Even my 65 year old auntie knows what a REMF is.
However, when my fourteen year old recently got in trouble with MySpace and I was discussing the issue with my auntie, she had no idea what I meant when I said, "Hubby and I are planning her 'Come to Jesus' talk tonight."
Apparently, I learned later from other family members, she thought we were going to take her to a revivalist tent meeting.
I let that one slide, I figured that it would just perplex her even more when I tried to explain that a "Come to Jesus" talk actually had nothing to do with Jesus Christ and could be delivered by a person of any religion or even an avowed atheist.
But it reminded me that in addition to the frequent creating of common words out of acronyms, and verbing, and verbing of acronyms; we should also include several helpful and handy phrases in our planned English to Militarese dictionary.
"Come to Jesus" should, of course, be defined as, "You are in WAY big trouble. Repent now or you will forever be damned."
I would also highly recommend including "Chairborne Ranger". Probably near the top. We had quite an experience with this phrase, too, after a civilian friend of mine asked me what my husband did. I was in a joking mood, and hubby was currently in a school, so I told her he was a Chairborne Ranger. She said, "Oh wow! That is SO COOL!"

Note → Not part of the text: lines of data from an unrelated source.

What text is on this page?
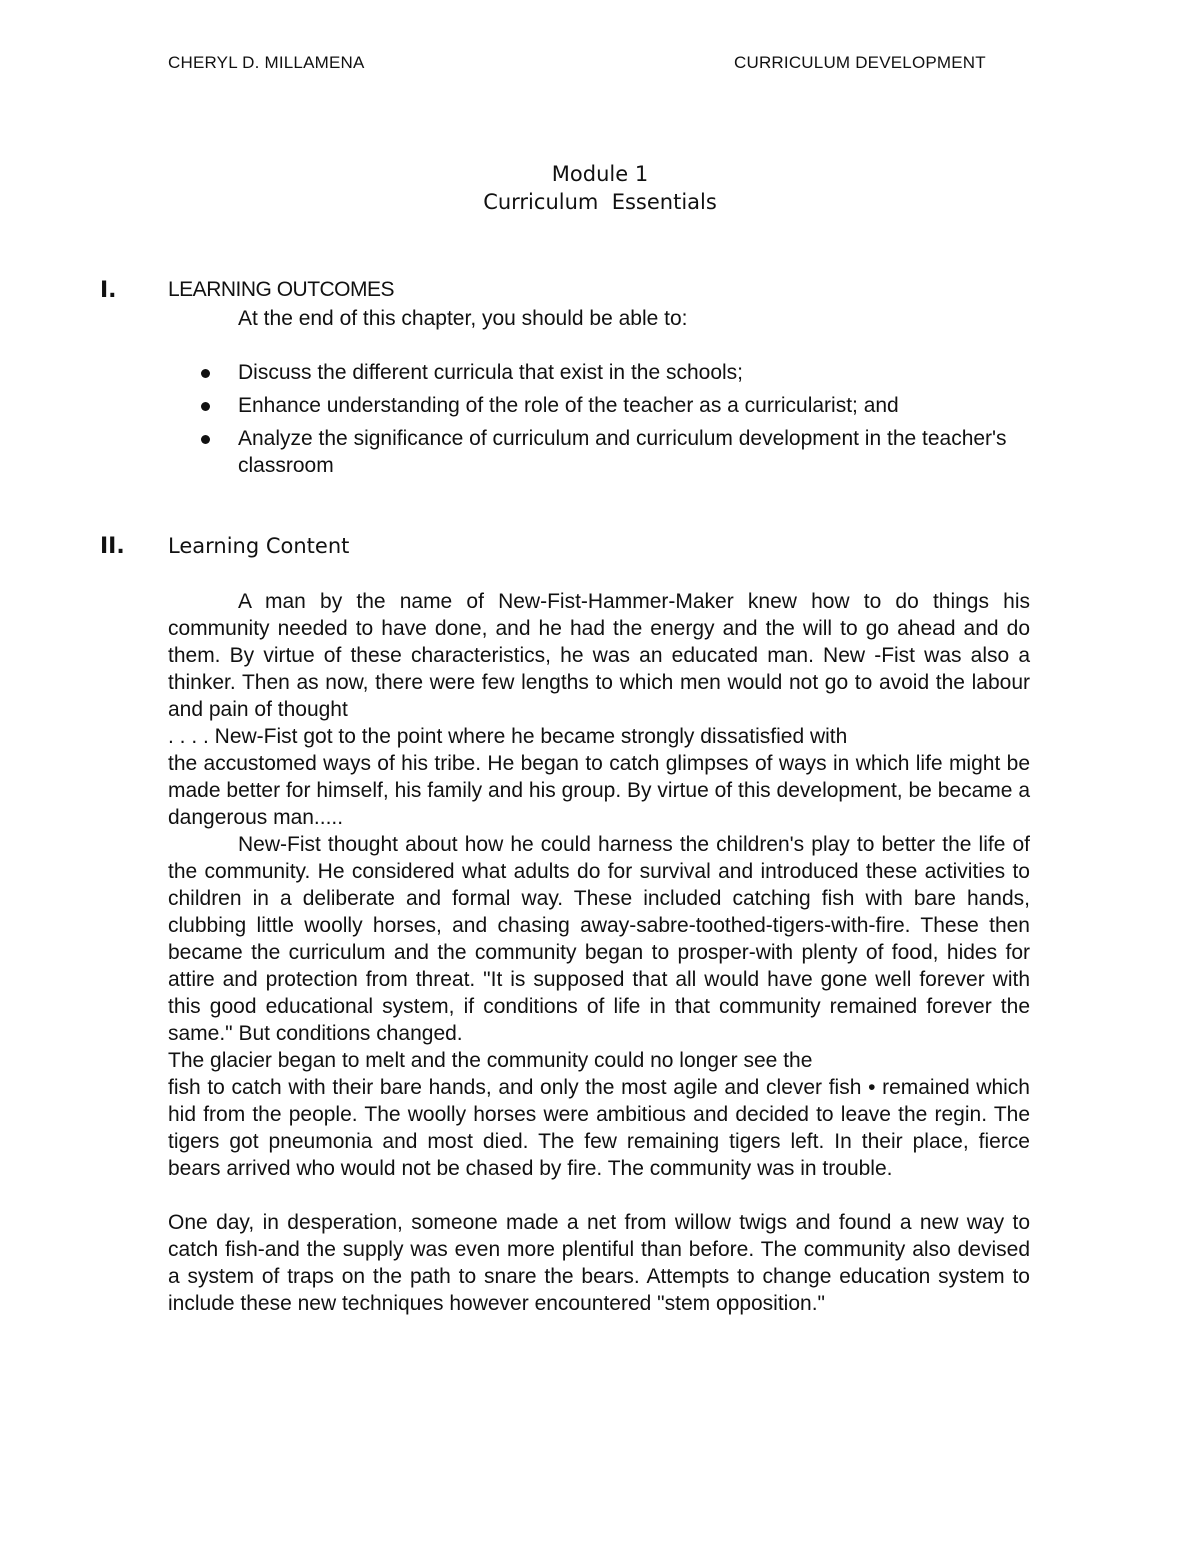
CHERYL D. MILLAMENA	CURRICULUM DEVELOPMENT
Module 1
Curriculum  Essentials
I. LEARNING OUTCOMES
At the end of this chapter, you should be able to:
Discuss the different curricula that exist in the schools;
Enhance understanding of the role of the teacher as a curricularist; and
Analyze the significance of curriculum and curriculum development in the teacher's classroom
II. Learning Content

A man by the name of New-Fist-Hammer-Maker knew how to do things his community needed to have done, and he had the energy and the will to go ahead and do them. By virtue of these characteristics, he was an educated man. New -Fist was also a thinker. Then as now, there were few lengths to which men would not go to avoid the labour and pain of thought

. . . . New-Fist got to the point where he became strongly dissatisfied with

the accustomed ways of his tribe. He began to catch glimpses of ways in which life might be made better for himself, his family and his group. By virtue of this development, be became a dangerous man.....

New-Fist thought about how he could harness the children's play to better the life of the community. He considered what adults do for survival and introduced these activities to children in a deliberate and formal way. These included catching fish with bare hands, clubbing little woolly horses, and chasing away-sabre-toothed-tigers-with-fire. These then became the curriculum and the community began to prosper-with plenty of food, hides for attire and protection from threat. "It is supposed that all would have gone well forever with this good educational system, if conditions of life in that community remained forever the same." But conditions changed.

The glacier began to melt and the community could no longer see the

fish to catch with their bare hands, and only the most agile and clever fish • remained which hid from the people. The woolly horses were ambitious and decided to leave the regin. The tigers got pneumonia and most died. The few remaining tigers left. In their place, fierce bears arrived who would not be chased by fire. The community was in trouble.

One day, in desperation, someone made a net from willow twigs and found a new way to catch fish-and the supply was even more plentiful than before. The community also devised a system of traps on the path to snare the bears. Attempts to change education system to include these new techniques however encountered "stem opposition."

After a bit of shocked silence, I explained to her the difference between what she perceived a Chairborne Ranger to be, and what it really was. To commemorate the occasion after I updated hubby about what had happened, I managed to find a patch to give him that showed a Microsoft symbol and said, "PowerPoint Ranger - 1000+ Hours"
As far as wonderful and ubiquitous phrases go, I also love "Forward Engaged." As in, "That commander is so Forward Engaged that when you move the mouse, he actually clicks it for you." Yes, yes - the term really means "micro-manager". And there is nothing wrong with the actual term micro-manager. I have adopted the use of Forward Engaged, myself, though; much like I brought home the use of "y'all" from our stint in Texas and "like"and "totally" from a lifetime of being Californian.
These colloquialisms would just be the start of the phrase portion of the English to Militarese dictionary, of course. I'm sure with just a little effort, we can come up with a few hundred pages worth!